Sunday, February 17, 2013

FSA Enforcement Director Recounts Difficulty of Bringing Individual Actions Against Senior Officers

Pressed by the Parliamentary Commission on Banking Standards on why there have seen so few enforcement actions against senior officers involved in the financial crisis, U.K. FSA Director of Enforcement Tracey McDermott explained that there are some big issues of fairness and individual rights in relation to criminalizing bad business decisions. There are various stages along the spectrum in relation to business decisions, she noted, but it is a very big step to criminalize incompetence or negligence. On the other hand, recklessness is much more familiar to the criminal law, so it is less of an issue. You can be prosecuted for recklessness.

These cases will always be difficult, said the Director. The reality is that it is always going to be difficult to take cases against individuals when you are looking at issues of competence. It is also important to bear in mind the purpose of enforcement actions as opposed to other regulatory action.

To a question from Pat McFadden, M.P on whether the current enforcement system is fit for purpose, Director McDermott said that the system is fit for purpose. While there are issues around the ability to hold senior individuals to account, that is not due to the enforcement process not being fit for purpose.

Questioned as to why U.S. regulators have brought more enforcement actions, Director McDermott said that historically there has been a very significant difference in approach between the U.S. and the U.K., in that the U.S. has historically used enforcement far more actively as one of the tools that the regulator uses. But the U.K. has changed in that regard significantly over the past few years, and now uses its powers more formally.

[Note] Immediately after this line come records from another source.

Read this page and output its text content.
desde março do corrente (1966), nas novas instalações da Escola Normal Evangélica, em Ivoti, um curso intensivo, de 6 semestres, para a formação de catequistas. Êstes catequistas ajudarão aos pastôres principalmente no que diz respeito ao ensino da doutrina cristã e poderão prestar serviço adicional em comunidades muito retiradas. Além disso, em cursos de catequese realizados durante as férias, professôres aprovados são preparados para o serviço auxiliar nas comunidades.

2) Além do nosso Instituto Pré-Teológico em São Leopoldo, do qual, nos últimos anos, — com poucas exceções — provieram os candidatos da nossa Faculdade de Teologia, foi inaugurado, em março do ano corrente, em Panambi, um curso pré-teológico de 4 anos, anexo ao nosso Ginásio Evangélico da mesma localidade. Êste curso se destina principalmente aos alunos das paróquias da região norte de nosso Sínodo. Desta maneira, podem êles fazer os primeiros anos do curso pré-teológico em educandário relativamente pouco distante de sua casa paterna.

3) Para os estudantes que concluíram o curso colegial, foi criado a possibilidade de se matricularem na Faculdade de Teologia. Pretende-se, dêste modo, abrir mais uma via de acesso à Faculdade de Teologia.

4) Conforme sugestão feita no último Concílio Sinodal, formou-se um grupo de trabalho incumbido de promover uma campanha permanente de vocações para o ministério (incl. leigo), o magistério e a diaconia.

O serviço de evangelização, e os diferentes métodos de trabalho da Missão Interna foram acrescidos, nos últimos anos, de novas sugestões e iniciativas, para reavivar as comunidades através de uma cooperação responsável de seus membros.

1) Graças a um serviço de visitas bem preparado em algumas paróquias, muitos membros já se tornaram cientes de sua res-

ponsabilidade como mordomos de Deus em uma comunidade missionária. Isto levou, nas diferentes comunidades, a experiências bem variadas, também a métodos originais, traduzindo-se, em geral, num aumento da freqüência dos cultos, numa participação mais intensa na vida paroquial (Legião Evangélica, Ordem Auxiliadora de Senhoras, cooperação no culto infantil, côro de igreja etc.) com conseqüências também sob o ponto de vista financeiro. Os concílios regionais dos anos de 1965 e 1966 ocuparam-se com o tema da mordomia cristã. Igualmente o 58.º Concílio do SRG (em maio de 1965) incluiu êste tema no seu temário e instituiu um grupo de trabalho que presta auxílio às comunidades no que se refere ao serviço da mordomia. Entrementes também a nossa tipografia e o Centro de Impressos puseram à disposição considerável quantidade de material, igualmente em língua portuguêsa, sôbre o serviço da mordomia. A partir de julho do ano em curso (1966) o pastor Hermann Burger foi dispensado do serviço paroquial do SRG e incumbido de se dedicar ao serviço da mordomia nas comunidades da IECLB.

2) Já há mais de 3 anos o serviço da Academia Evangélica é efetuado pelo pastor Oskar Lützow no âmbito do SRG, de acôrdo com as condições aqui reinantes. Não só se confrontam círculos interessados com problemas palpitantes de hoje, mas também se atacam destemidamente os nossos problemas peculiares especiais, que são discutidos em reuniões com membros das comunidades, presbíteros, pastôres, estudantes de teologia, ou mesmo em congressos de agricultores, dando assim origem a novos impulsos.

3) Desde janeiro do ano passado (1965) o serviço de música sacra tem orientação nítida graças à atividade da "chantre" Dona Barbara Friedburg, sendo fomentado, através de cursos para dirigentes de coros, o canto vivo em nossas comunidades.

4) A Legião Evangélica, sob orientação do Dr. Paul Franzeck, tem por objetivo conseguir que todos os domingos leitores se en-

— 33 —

The Director also mentioned that there has been a cultural difference between the U.S. and the U.K. as to the degree of formality in the way in which the regulator has engaged. A lot of the time in the U.K., if you can get an outcome without using formal powers, that would typically be the starting point, whereas in the U.S. the starting point would be that you would use formal powers. One of the issues there is that the use of formal powers might be something that is escalated more apparently to the board than if you are using a more informal arrangement, or the seriousness may strike home to the board. Again, there is a question of whether the FSA should use formal powers more frequently, as a supervisory tool rather than necessarily an enforcement tool.
The Director also noted that the big distinction between the FDIC’s actions and the FSA’s actions is that the FDIC’s constituents are largely smaller institutions. The U.S. has a significantly higher number of banks than the U.K. They are focused on the smaller institutions for which it is actually much easier to find evidence. That is a practical matter, because the chains of command are shorter. If you look at the larger US institutions, the ones that failed, such as Lehman’s, she noted, or those that were bailed out, there has not been any enforcement actions against the senior management of those institutions.
The Director rejected a suggestion from Lord McFall that the FSA has been the subject if regulatory capture. The FSA has attempted to hold people accountable and has not always succeeded at doing that and is looking to see how the agency can do that better, she averred, but it is unfair to say that that was due to regulatory capture or to a lack of integrity on the part of the FSA.
Asked by Lord McFall to define good corporate governance, the Director replied that good corporate governance would be an organization that is well run and well managed, in accordance with proper ethical and business corporate standards.
Whistleblowing. Commission Chair Andrew Tyrie asked about employing, similar to the SEC, a reward structure for whistleblowing that can enable whistleblowers to share in the fine. The U.S.has had that for a considerable period of time in relation to federal tax issues and for a much shorter time in relation to SEC regulatory issues. At the moment, replied the Director, the FSA does not think that there is a case made out for significant financial incentives for whistleblowers, but the US experience is something the agency would want to keep looking at.
It is a very interesting scheme, she conceded, and the FSA has talked to the SEC about how it is working. The position is that it is still a little too early for it to tell, within a regulatory context, how it works. In relation to the U.K, she continued, there are some particular cultural differences, in terms of the way in which the court system works and the value that is placed on whistleblower evidence, or evidence of co-operating witnesses. That is very different in the U.S., because U.S. courts are used to that, but it is not something with which the U.K. courts are very comfortable. There are also issues around moral hazard in terms of financial rewards, particularly if you are talking about, using LIBOR as an example, a situation in which you pay a well-paid derivative trader a large sum of money.

Pressed further by Chairman Tyrie on the need to transform whistleblowing into something that is going to be effective, Director McDermott did not think that financial incentives for whistleblowers would be the thing that significantly changes the effectiveness of whistleblowing. She added that the whistleblowing system is not defective. The whistleblowing system exists, she said, and, in terms of how we treat whistleblowers and act on that information, I think it is effective. In the Director’s view, a lot of things that get put under the umbrella of whistleblowing are actually not whistleblowing, rather they are self-reporting or action taken by individuals within firms on an open basis, which is not whistleblowing.